439_LA LEGGE DEL PIU' FORTE (The Sheepman); Stati Uniti 1958. Regia di George Marshall.
Il titolo originale di La
legge del più forte è The Sheepman,
qualcosa che, in slang americano,
suona più tipo il pecoraio piuttosto
che il pastore (termine che in
inglese è infatti sheeperd). In ogni
caso, essendo un western, salta subito all’occhio quanto questa professione sia
fuori posto: la frontiera è terra di bovini e le pecore sono sempre state
malviste. George Marshall, il regista, è però autore versatile, a suo agio con
le commedie e i film comici tanto quanto con i temi avventurosi. E in questo
caso il suo intento è evidente sin dal titolo, ovvero l’utilizzo dello scambio di posto, uno stratagemma tipico
della commedia, che condizionerà tutto il clima
del lungometraggio. Che ci fa infatti un pecoraio nel far west, viene da
chiedersi? La risposta è materiale buono a Marshall per farci il film. Pur se
il tono della storia non è certo troppo serio, nel west effettivamente ci fu il
problema della convivenza tra ovini e
bovini, con i primi che ostacolavano il più diffuso allevamento di vacche. In La legge del più forte non sono però approfonditi
questi temi: quello che Marshall sfrutta è la cattiva reputazione degli
allevatori di pecore nella frontiera per mettere pepe nella sua storia. E’ un
semplice pretesto narrativo, anche perché lo stesso Jason Okay, lo sheepman interpretato da Gleen Ford, non
è un allevatore di pecore convinto, anzi. E’ un pistolero e deve saldare un
conto in sospeso, forse proprio col suo vecchio compare Johnny (Leslie
Nielsen), che ora ha cambiato nome e si fa chiamare colonnello Stephen Bedford,
spacciandosi per cittadino ricco e rispettabile.
Glenn Ford è uno dei migliori
interpreti western di Hollywood, per cui la vicenda si dipana anche tra passaggi
che sono credibilmente seri: del resto l’impostazione generale, dalla
fotografia alla colonna sonora, è da western classico. Tuttavia, per connotare
ulteriormente in modo anomalo la storia, viene aggiunto un tocco di rosa, nella
spumeggiante figura di Shirley MacLaine (deliziosa) nei panni di Dell Payton.
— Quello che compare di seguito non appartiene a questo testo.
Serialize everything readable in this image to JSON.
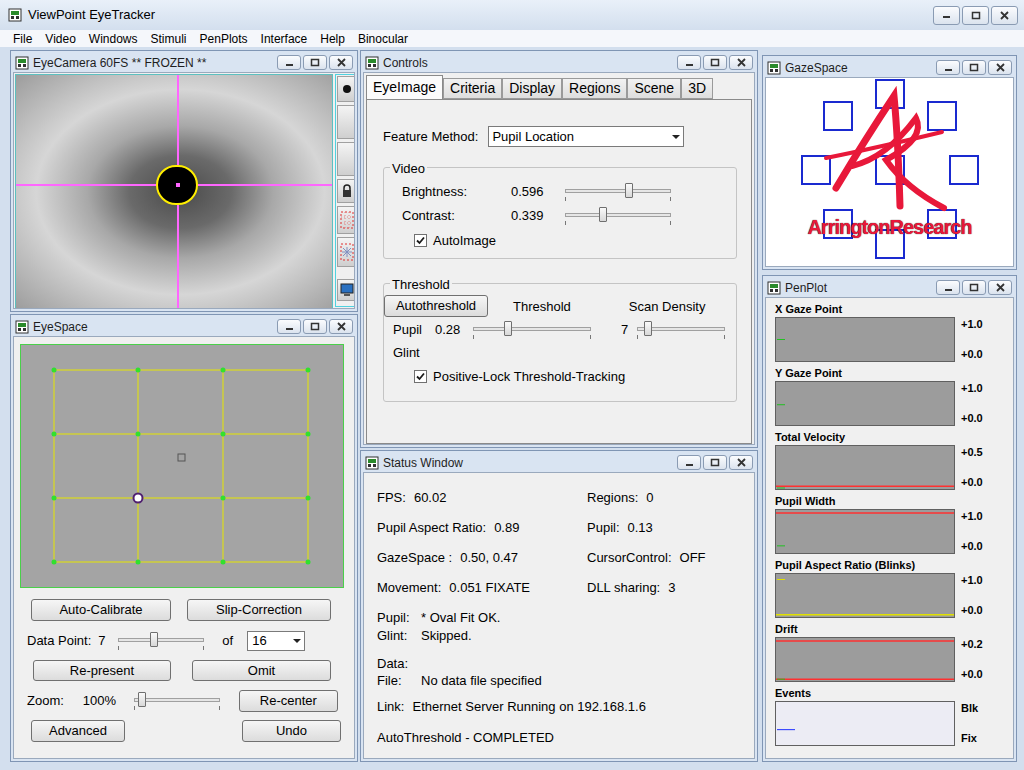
{
  "window": {
    "title": "ViewPoint EyeTracker"
  },
  "menu": [
    "File",
    "Video",
    "Windows",
    "Stimuli",
    "PenPlots",
    "Interface",
    "Help",
    "Binocular"
  ],
  "eye_camera": {
    "title": "EyeCamera 60FS ** FROZEN **"
  },
  "eye_space": {
    "title": "EyeSpace",
    "points": [
      {
        "selected": false
      },
      {
        "selected": false
      },
      {
        "selected": false
      },
      {
        "selected": false
      },
      {
        "selected": false
      },
      {
        "selected": false
      },
      {
        "selected": false
      },
      {
        "selected": false
      },
      {
        "selected": false
      },
      {
        "selected": true
      },
      {
        "selected": false
      },
      {
        "selected": false
      },
      {
        "selected": false
      },
      {
        "selected": false
      },
      {
        "selected": false
      },
      {
        "selected": false
      }
    ],
    "auto_calibrate": "Auto-Calibrate",
    "slip_correction": "Slip-Correction",
    "data_point": {
      "label": "Data Point:",
      "value": "7",
      "level": 0.42,
      "of": "of",
      "total": "16"
    },
    "re_present": "Re-present",
    "omit": "Omit",
    "zoom": {
      "label": "Zoom:",
      "value": "100%",
      "level": 0.1
    },
    "re_center": "Re-center",
    "advanced": "Advanced",
    "undo": "Undo"
  },
  "controls": {
    "title": "Controls",
    "tabs": [
      {
        "label": "EyeImage",
        "selected": true
      },
      {
        "label": "Criteria",
        "selected": false
      },
      {
        "label": "Display",
        "selected": false
      },
      {
        "label": "Regions",
        "selected": false
      },
      {
        "label": "Scene",
        "selected": false
      },
      {
        "label": "3D",
        "selected": false
      }
    ],
    "feature_method": {
      "label": "Feature Method:",
      "value": "Pupil Location"
    },
    "video": {
      "title": "Video",
      "sliders": [
        {
          "label": "Brightness:",
          "value": "0.596",
          "level": 0.6
        },
        {
          "label": "Contrast:",
          "value": "0.339",
          "level": 0.36
        }
      ],
      "auto_image": {
        "label": "AutoImage",
        "checked": true
      }
    },
    "threshold": {
      "title": "Threshold",
      "autothreshold": "Autothreshold",
      "threshold_label": "Threshold",
      "scan_density_label": "Scan Density",
      "pupil": {
        "label": "Pupil",
        "value": "0.28",
        "level": 0.3,
        "density": "7",
        "density_level": 0.12
      },
      "glint": {
        "label": "Glint"
      },
      "positive_lock": {
        "label": "Positive-Lock Threshold-Tracking",
        "checked": true
      }
    }
  },
  "status": {
    "title": "Status Window",
    "metrics": [
      {
        "label": "FPS:",
        "value": "60.02"
      },
      {
        "label": "Regions:",
        "value": "0"
      },
      {
        "label": "Pupil Aspect Ratio:",
        "value": "0.89"
      },
      {
        "label": "Pupil:",
        "value": "0.13"
      },
      {
        "label": "GazeSpace :",
        "value": "0.50,  0.47"
      },
      {
        "label": "CursorControl:",
        "value": "OFF"
      },
      {
        "label": "Movement:",
        "value": "0.051 FIXATE"
      },
      {
        "label": "DLL sharing:",
        "value": "3"
      }
    ],
    "checks": [
      {
        "label": "Pupil:",
        "value": "* Oval Fit OK."
      },
      {
        "label": "Glint:",
        "value": "Skipped."
      }
    ],
    "data_label": "Data:",
    "file": {
      "label": "File:",
      "value": "No data file specified"
    },
    "link": {
      "label": "Link:",
      "value": "Ethernet Server Running on 192.168.1.6"
    },
    "message": "AutoThreshold - COMPLETED"
  },
  "gaze_space": {
    "title": "GazeSpace",
    "logo": "ArringtonResearch"
  },
  "pen_plot": {
    "title": "PenPlot",
    "plots": [
      {
        "label": "X Gaze Point",
        "top": "+1.0",
        "bottom": "+0.0",
        "max": 1,
        "values": [
          0.5,
          0.5,
          0.5,
          0.5,
          0.5
        ],
        "color": "#22c022",
        "limits": []
      },
      {
        "label": "Y Gaze Point",
        "top": "+1.0",
        "bottom": "+0.0",
        "max": 1,
        "values": [
          0.47,
          0.47,
          0.47,
          0.47,
          0.47
        ],
        "color": "#22c022",
        "limits": []
      },
      {
        "label": "Total Velocity",
        "top": "+0.5",
        "bottom": "+0.0",
        "max": 0.5,
        "values": [
          0.0,
          0.0,
          0.0,
          0.0,
          0.0
        ],
        "color": "#22c022",
        "limits": [
          {
            "value": 0.02,
            "color": "#ff3030"
          }
        ]
      },
      {
        "label": "Pupil Width",
        "top": "+1.0",
        "bottom": "+0.0",
        "max": 1,
        "values": [
          0.15,
          0.15,
          0.15,
          0.15,
          0.15
        ],
        "color": "#22c022",
        "limits": [
          {
            "value": 0.95,
            "color": "#ff3030"
          }
        ]
      },
      {
        "label": "Pupil Aspect Ratio (Blinks)",
        "top": "+1.0",
        "bottom": "+0.0",
        "max": 1,
        "values": [
          0.89,
          0.89,
          0.89,
          0.89,
          0.89
        ],
        "color": "#e0e000",
        "limits": [
          {
            "value": 0.03,
            "color": "#e0e000"
          }
        ]
      },
      {
        "label": "Drift",
        "top": "+0.2",
        "bottom": "+0.0",
        "max": 0.2,
        "values": [
          0.004,
          0.004,
          0.004,
          0.004,
          0.004
        ],
        "color": "#22c022",
        "limits": [
          {
            "value": 0.19,
            "color": "#ff3030"
          },
          {
            "value": 0.004,
            "color": "#ff3030"
          }
        ]
      },
      {
        "label": "Events",
        "top": "Blk",
        "bottom": "Fix",
        "max": 1,
        "values": [
          0.35,
          0.35,
          0.35,
          0.35,
          0.35,
          0.35,
          0.35,
          0.35,
          0.35,
          0.35
        ],
        "color": "#2030ff",
        "limits": []
      }
    ]
  }
}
Dell è la fidanzata del colonnello ma, come prevedibile, dopo le peripezie di
rito, darà vita all’inevitabile flirt con il nostro protagonista. Le forze
centrifughe, rispetto ad un lineare e serio film d’avventura, sono quindi molte
ma la bravura di Marshall è proprio nel dosarle per mantenere la barra del
racconto sempre in una sua coerenza interna.
Il protagonista è il tipico eroe
western che sembra essersi preso una sorta di vacanza: è un cowboy convinto, ma
ha vinto il gregge di pecore a poker e allora lo usa a pretesto per scombinare
la vita agiata che il suo vecchio amico John, ora sedicente colonnello, si sta
spassando. Gli stereotipi delle piccole comunità sono qui dipinti in modo
farsesco: c’è il tipo che pensa di essere sempre il più furbo (Edgar Buchanan è
Milt, venditore di cavalli), c’è il classico bullo un po’ tonto (Mickey
Shaughnessy è Jumbo) e c’è anche il messicano da film comico (Pedro Gonzalez
Gonzalez è Angelo, il vero pastore).
Queste macchiette
danno il cambio al colonnello o alla dolce Dell nella funzione di sparring partner al protagonista che,
mantenendo il centro del ring, con la sua statura
da eroe classico riesce ad ingannare
lo spettatore, almeno per il tempo necessario a godesi lo spettacolo. Anche se,
con un curioso incipit, Marshall mette subito le cose in chiaro: è finito il
tempo del Far West e ci avviamo in
quello della commedia se non addirittura della farsa. Il film si apre, infatti,
su un carretto che porta via, verso lo sfondo dello schermo, un’indiana,
proprio mentre arriva un treno. Il western classico, quello che verteva sulla
conquista del west a danno degli indiani, è finito; ora dal treno scende un
tizio, il nostro sheepman che, lungi
dall’essere agghindato da pastore è, al contrario, ben vestito e provvisto di
una elegante borsa che, tra l’altro, non ha nulla a che vedere nemmeno con il classico
bagaglio del cowboy (la sella del cavallo).
Sembra piuttosto una borsa da
signora, visto che è in tessuto ricamato. E’ quindi finita l’era del west,
sebbene Jason dimostri di saperci ancora fare, spadroneggiando in preventivo, sbertucciando il furbo del
paese o pestando in modo pretestuoso il bullo. A detta sua, lo fa a priori,
sapendo che poi verrà osteggiato per via delle pecore e, essendo da solo contro
un’intera comunità, si prende almeno il vantaggio dell’attacco a sorpresa. Il
film è volutamente semiserio, lo si è detto, ma questo, la scorrettezza di
attaccare l’avversario (sia anche un intero paese) senza preavviso, si unisce
ad altri segnali poco edificanti. Ad esempio, sia Jason che il colonnello,
ammettono reciprocamente che, ai bei tempi, in piena era del mitico selvaggio west, non si presentarono al
duello che li doveva mettere di fronte. E dire che entrambi pensarono vicendevolmente
che l’altro si fosse presentato, invece il luogo dello scontro andò deserto.
Non una grande figura, in fatto di coraggio ed onore, per quelli che
apprendiamo essere due prodi pistoleri, al di là delle attuali apparenze di
signorotto locale e finto pecoraio. E poi, oltre alla doppiezza generale, ivi
compresa quella dolorosa (per lo
spettatore) di Dell che si presta ad un vile inganno ai danni di Jason, è
assolutamente ridicola e marginale la figura dello sceriffo. Insomma, il film è
una mezza farsa, ma funziona per
davvero. E le stoccate lasciano anche qualche segno.